Like all animals, baby snakes inherit one copy (allele) of a gene from each parent for every genetic trait. Every trait has a location (locus) on a chromosome where both contributed alleles reside. Most non-normal (mutant) corn pattern and color traits, like anerythrism (lacking red), are recessive. This means that the baby must inherit one copy of the same mutant gene from each parent for the mutant gene to be expressed (visible). When this happens, and the trait is expressed, that mutant gene is said to be in homozygous form (homo = same). When the snake receives a mutant gene for a trait from one parent, but the other parent contributes a non-mutant (normal) gene, the mutant gene is said to be in heterozygous form (hetero = different).

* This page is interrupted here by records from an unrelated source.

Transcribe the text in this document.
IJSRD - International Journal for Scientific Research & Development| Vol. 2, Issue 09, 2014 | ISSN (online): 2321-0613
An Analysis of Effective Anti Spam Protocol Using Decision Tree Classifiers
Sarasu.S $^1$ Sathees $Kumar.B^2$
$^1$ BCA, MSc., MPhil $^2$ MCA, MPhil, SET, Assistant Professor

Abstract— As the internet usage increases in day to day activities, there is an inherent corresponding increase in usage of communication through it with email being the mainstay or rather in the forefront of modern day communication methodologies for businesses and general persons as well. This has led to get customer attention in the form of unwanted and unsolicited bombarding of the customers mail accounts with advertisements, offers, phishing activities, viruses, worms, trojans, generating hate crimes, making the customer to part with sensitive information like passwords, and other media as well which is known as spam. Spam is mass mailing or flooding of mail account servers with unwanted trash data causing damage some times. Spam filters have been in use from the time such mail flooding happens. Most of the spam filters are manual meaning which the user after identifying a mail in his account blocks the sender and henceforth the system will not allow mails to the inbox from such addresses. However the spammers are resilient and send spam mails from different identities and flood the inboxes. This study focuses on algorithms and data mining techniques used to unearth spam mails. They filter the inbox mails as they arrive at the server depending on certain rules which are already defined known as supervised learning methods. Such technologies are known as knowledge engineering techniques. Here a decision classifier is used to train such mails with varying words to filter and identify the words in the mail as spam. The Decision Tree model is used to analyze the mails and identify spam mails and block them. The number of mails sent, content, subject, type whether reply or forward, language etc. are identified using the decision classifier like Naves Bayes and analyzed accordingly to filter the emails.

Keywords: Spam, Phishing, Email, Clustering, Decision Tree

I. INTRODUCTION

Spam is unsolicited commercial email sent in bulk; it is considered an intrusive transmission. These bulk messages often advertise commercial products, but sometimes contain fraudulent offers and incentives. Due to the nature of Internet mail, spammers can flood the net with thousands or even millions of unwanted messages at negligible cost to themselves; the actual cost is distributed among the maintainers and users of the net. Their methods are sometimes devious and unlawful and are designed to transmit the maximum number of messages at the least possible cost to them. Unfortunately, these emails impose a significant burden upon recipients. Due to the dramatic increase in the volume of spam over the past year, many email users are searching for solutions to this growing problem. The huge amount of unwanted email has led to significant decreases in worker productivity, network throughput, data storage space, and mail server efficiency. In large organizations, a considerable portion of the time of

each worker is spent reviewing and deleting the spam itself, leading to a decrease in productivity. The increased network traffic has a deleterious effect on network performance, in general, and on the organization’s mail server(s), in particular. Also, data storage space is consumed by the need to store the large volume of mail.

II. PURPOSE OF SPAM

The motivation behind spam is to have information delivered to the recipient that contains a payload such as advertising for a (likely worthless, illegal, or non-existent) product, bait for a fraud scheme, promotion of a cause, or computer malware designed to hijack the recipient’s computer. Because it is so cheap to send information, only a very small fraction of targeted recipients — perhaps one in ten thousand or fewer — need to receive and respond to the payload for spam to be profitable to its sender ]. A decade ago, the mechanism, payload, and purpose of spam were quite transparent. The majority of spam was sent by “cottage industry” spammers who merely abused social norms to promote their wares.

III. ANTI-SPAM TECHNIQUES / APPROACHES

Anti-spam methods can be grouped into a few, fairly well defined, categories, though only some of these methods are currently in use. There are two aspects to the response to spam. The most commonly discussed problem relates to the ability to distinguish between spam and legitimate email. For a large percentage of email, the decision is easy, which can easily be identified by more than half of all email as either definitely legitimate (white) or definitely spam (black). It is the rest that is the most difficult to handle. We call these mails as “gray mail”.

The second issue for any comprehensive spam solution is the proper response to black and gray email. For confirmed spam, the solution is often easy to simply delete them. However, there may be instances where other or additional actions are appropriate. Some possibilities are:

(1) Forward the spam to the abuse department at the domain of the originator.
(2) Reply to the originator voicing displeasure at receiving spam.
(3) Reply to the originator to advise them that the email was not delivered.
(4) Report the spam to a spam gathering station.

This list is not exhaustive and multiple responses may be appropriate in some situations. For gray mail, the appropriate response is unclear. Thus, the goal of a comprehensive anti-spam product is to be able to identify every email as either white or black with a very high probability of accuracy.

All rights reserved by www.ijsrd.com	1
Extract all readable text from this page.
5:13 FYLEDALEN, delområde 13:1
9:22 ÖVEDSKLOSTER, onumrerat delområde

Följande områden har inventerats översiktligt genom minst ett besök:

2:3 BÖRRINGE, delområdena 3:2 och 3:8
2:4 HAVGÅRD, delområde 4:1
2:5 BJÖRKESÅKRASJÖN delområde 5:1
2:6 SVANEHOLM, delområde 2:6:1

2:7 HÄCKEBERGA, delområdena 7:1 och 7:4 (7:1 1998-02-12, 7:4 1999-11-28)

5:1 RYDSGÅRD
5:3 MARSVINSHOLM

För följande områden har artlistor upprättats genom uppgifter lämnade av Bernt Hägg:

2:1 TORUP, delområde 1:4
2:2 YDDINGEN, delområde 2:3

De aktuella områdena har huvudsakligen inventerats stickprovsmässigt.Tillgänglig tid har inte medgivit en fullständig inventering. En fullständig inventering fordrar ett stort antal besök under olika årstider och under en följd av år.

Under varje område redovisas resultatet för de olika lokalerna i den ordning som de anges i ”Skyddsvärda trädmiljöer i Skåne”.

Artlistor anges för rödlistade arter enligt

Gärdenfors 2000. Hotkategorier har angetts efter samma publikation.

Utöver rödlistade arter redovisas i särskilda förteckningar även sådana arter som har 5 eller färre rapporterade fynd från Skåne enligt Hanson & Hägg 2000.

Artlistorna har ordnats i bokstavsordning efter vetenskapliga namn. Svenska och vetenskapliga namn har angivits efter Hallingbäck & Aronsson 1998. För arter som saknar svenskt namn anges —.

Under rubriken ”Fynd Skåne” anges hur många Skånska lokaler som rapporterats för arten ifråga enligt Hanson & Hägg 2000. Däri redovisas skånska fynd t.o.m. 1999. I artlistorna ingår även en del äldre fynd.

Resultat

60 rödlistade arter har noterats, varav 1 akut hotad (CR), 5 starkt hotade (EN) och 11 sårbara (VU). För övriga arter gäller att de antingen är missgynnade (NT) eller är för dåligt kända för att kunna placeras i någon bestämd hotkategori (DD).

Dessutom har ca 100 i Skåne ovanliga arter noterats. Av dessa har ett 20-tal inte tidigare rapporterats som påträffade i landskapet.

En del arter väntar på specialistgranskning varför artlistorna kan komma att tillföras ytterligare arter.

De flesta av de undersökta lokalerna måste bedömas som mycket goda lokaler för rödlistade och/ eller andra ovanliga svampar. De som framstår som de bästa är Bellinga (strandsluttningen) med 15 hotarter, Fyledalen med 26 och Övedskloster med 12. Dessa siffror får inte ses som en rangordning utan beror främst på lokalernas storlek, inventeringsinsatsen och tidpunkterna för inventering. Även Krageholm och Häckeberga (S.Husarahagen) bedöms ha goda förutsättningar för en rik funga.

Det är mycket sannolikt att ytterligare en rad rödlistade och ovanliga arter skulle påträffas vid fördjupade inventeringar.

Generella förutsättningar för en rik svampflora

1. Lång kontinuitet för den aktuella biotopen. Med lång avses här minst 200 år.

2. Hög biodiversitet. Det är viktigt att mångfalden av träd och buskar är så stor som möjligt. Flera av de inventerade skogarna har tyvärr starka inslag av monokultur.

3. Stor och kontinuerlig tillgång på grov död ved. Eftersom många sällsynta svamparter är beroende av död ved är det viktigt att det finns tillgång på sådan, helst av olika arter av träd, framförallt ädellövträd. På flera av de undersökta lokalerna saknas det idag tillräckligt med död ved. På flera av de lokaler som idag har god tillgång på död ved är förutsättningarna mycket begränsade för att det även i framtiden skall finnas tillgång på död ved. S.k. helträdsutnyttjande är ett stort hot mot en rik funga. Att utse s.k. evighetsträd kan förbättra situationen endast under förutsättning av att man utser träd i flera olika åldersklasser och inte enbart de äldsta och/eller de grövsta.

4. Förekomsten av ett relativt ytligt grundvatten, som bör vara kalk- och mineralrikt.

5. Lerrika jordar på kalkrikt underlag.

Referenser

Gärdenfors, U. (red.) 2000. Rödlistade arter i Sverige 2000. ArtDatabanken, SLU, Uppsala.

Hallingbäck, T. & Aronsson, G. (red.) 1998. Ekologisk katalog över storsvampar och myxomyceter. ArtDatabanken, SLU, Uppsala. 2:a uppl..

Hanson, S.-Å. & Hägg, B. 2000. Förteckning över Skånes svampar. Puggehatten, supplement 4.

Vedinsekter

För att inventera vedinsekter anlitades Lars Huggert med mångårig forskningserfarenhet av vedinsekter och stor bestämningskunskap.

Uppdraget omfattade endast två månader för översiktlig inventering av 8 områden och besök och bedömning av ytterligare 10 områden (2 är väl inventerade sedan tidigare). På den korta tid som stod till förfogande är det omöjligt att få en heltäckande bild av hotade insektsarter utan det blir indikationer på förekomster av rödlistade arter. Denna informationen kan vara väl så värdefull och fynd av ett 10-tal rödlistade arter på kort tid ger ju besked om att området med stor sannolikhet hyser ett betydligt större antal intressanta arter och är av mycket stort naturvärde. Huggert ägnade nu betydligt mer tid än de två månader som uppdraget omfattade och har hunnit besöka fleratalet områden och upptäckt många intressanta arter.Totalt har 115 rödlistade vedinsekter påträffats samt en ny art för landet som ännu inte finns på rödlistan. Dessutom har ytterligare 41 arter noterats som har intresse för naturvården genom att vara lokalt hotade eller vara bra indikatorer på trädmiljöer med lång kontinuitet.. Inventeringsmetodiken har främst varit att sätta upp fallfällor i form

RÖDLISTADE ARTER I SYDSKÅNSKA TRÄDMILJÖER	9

So in the case of this snake, a het anery, she received one anery gene from one parent, but a normal, non-mutant gene from the other. So the trait is not visible, but she is carrying it in het form. So at the anery locus, the two genes are not the same (one is normal, the other is anery). When she breeds, she can contribute a copy of either the normal gene or the mutant gene to each of her offspring. So there's a 50% chance that she will pass on the gene that is in het form (in this case anery) to each of her offspring.
So if she's paired with a snake that isn't even carrying anery in het form (and barring other mutant traits), the babies of this red snake WILL ALL be red.
If she's paired with a snake that's het for anery, each snake has a 50% chance of contributing a copy of the anery gene to each hatchling, and each hatchling will have a 25% chance of getting two anery genes and expressing anery. There's a 50% chance of each baby getting just one copy of the anery gene, and there's a 25% chance that each baby will not even get one copy. So statistically, 75% of the babies WILL be red.
If she's paired with a homozygous anery, the het anery female will still only have a 50% chance of contributing a copy of the anery gene. But the homozygous male can ONLY contribute an anery gene, since both copies of the gene at the anery locus are the mutant gene. In this case, there's a 50% chance for each baby to be het anery, and there's a 50% chance for each baby to be homozygous for anery. So even here, 50% of the clutch WILL be red.
I hope this helps. If you're interested in this stuff, you'd probably be better off finding a better reference than me.